The Unreality of Memory is both an examination of conscience and a cataloging of modern American anxiety. Many times while reading, this book made me feel both less and more alone. Like a diary one revisits too soon after writing, there are parts of this book that are meant to discomfort. For example, Gabbert often ends her essays with a sentence that slightly troubles the rest of the piece, adding an element of uncertainty that’s appropriate to an ever-shifting reality. For example, at the end of “Sleep No More,” Gabbert says, “My own past suffering is often a great source of comfort for me. This must mean I’ve never really suffered.” Like a deep massage that does not always feel wonderful as the therapist works through the knots, Gabbert’s book touches our pressure points with the intention of helping us identify sources of pain in our own lives. And just as a massage leaves us feeling sore but also better, her work challenges us to see our collective suffering as one in which we have some personal responsibility for addressing. She brings to the surface not only the physical suffering that disaster brings but the mental work it takes to engage with our high-tech, information-heavy modern landscape.

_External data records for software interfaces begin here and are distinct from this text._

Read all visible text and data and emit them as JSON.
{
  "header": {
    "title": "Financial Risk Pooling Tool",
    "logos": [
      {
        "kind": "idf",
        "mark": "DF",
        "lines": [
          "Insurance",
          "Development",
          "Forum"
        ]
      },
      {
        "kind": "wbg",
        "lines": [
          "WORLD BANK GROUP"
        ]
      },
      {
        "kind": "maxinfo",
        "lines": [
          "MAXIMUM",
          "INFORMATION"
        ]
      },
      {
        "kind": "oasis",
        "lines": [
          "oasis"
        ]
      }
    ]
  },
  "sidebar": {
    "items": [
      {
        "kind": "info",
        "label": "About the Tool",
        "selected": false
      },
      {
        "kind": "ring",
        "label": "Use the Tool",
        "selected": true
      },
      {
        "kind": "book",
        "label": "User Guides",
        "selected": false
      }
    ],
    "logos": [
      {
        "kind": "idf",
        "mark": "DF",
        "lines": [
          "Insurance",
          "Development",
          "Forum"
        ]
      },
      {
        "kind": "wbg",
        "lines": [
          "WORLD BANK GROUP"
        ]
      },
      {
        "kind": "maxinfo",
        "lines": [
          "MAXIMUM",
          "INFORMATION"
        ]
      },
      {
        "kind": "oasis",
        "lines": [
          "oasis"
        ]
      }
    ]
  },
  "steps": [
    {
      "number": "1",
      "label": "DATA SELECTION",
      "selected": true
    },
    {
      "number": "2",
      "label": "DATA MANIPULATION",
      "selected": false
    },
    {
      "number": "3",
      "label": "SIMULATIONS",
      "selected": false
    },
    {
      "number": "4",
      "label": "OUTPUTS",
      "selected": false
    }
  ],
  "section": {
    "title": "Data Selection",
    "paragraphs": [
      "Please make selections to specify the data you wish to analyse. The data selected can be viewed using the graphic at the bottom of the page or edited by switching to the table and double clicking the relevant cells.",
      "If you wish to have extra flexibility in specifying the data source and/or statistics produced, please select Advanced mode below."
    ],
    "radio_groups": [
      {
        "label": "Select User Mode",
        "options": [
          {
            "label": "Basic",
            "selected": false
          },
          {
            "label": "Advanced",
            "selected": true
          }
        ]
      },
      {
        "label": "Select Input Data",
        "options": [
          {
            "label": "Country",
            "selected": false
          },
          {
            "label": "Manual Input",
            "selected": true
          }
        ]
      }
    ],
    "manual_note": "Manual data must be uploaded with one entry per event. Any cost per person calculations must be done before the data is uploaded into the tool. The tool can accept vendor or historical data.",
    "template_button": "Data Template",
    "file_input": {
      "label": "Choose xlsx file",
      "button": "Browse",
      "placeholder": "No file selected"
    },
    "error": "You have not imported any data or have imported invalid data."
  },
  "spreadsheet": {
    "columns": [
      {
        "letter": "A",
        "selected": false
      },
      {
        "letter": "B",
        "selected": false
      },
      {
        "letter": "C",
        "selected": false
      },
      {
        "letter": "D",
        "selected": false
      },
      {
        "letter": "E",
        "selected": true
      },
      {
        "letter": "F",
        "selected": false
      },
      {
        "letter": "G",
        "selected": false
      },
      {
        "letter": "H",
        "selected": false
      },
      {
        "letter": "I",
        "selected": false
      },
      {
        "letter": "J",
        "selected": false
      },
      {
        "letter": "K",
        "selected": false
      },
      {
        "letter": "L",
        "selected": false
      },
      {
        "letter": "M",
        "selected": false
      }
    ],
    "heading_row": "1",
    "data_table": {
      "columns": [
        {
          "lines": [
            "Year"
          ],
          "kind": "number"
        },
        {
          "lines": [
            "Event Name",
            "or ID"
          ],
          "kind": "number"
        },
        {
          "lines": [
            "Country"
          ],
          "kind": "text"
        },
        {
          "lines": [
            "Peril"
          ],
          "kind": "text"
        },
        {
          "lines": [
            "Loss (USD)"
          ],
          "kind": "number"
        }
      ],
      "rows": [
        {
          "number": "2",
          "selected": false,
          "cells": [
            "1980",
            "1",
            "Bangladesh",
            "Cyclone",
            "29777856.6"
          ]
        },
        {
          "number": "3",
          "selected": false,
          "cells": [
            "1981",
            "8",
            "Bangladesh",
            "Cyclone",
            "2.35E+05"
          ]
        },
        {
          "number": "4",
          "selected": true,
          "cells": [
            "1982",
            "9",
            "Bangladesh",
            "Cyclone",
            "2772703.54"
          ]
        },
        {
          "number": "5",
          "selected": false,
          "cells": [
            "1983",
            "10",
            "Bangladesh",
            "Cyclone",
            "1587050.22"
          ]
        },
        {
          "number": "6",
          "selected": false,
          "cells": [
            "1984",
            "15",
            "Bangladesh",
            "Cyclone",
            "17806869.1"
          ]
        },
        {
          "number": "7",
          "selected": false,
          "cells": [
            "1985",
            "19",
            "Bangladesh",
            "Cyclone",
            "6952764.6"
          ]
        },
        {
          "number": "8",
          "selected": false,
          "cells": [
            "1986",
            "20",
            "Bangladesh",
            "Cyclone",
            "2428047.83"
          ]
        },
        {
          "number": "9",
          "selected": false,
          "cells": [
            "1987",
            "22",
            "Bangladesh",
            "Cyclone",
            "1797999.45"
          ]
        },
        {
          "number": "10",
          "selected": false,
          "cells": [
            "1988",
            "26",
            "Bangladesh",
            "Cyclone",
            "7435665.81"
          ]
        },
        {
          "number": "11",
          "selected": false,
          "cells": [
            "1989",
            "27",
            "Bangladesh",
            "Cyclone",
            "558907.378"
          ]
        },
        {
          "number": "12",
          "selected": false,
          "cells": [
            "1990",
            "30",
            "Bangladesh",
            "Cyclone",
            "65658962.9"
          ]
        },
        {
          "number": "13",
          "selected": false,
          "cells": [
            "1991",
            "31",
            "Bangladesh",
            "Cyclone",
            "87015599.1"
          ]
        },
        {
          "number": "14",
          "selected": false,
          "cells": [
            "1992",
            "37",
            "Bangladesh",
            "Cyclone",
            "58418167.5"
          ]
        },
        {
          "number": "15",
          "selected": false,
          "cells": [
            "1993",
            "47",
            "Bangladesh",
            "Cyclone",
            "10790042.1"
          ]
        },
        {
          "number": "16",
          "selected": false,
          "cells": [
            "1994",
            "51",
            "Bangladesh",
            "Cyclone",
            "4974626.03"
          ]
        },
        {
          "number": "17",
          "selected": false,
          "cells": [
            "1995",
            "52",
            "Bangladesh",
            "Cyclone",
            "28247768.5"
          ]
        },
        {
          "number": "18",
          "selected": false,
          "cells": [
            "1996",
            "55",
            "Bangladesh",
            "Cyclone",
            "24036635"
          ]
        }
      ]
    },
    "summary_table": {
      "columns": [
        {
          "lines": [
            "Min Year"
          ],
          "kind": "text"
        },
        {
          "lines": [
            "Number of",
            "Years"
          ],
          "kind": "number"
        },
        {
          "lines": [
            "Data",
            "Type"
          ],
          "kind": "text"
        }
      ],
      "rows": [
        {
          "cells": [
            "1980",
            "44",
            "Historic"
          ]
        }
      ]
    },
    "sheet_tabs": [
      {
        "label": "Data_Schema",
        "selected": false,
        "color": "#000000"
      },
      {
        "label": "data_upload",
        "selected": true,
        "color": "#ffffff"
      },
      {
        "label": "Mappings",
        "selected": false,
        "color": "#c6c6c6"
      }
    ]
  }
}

At this particular moment in time, it is almost chilling to read certain sections of the book, like “The Great Mortality,” the chapter where Gabbert quotes Connie Goldsmith’s 2018 book Pandemic: “Scientists do not yet know what will cause the next pandemic . . . . What scientists and epidemiologists do know is that human activity is largely responsible for the spread of disease.” Our own complicity in the problems facing our modern world is a theme Gabbert returns to again and again. What she does not prescribe are the ways in which we’re called to take action against the forces that threaten our—perhaps gradual—demise. Like the friend in “I’m so Tired” who told Gabbert “there are many forms of activism,” Gabbert brings the problems to our attention, acknowledges she’s in the same boat with us, and quietly challenges us to respond.